Once you’ve assigned a star rating to each question, you should first prioritise and answer all your 1-star questions. Next, tackle your 2-star questions. And finally, spend time on the more challenging 3-star questions. 

This strategy ensures you get all the easiest questions done, and you can avoid getting stuck on a difficult question or section in your paper.

4) IB Exams Tip 4: Don’t Let Essay Answers Take Up All Your Time

A student failing to complete their IB examination because they’ve spent far too much time answering an essay question is a mistake tutors and independent examiners see all the time.

Often a student will lose track of time while writing an essay answer. Or, they completely forget about managing their time and have very little time to complete the rest of the examination questions.

To prevent this from happening to you during a Language A: Language and Literature (HL or SL), Language B, Visual Arts and Performing Arts paper, or any exams that require an essay, we suggest you aim for quality rather than quantity. Be concise, answer the question, and quickly move on to the next section.
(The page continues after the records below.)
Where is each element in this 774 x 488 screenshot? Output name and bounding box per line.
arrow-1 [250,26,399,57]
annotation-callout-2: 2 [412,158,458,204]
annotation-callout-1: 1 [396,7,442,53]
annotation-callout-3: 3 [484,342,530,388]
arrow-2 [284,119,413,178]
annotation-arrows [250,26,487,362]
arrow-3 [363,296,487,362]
What to Remember After Writing an International Baccalaureate (IB) Diploma Examination

We’ve looked at how to prepare for IB examinations and what to remember when writing; now, let’s cover what you should remember after a paper.

  • You could predict the topic of your next exam.

Courses like Experimental Science (SL and HL), ‎Computer Science, and Mathematics (SL and HL) split the syllabus into multiple examination papers. Based on the topics in Paper 1, you may be able to predict the topics and questions in the following paper.

For example, if Mathematics Paper 1 focuses on statistics, it’s unlikely that exam Paper 2 will be on statistics too.

Read this post on preparing for Math examinations and pro tips for getting the most out of your calculator.

  • IB exams aren’t the be-all and end-all.

It may feel like it now, but remember that the IB exams aren’t everything, and they don’t define the rest of your life.

Yes, exams are important, but if you skip a question or can’t think of the answer to something, it’s not the end of the world!

Check out this advice from International Baccalaureate survivors and use their insights to master your IB exams.

  • Don’t dwell on the past.

Move on once an exam is over, and don’t dwell on the ‘could haves’ or ‘should haves’ because they can sabotage your success.

Instead, be kind to yourself. Don’t let a bad day kill your motivation or overshadow the fact that you’re one step closer to becoming an IB diploma graduate.

  • Trust in your abilities.

Last but certainly not least, trust yourself and your abilities! You probably remember a lot more than you think.

Give yourself some credit! You have 2 years of IB student experience and knowledge waiting to shine through and guide you.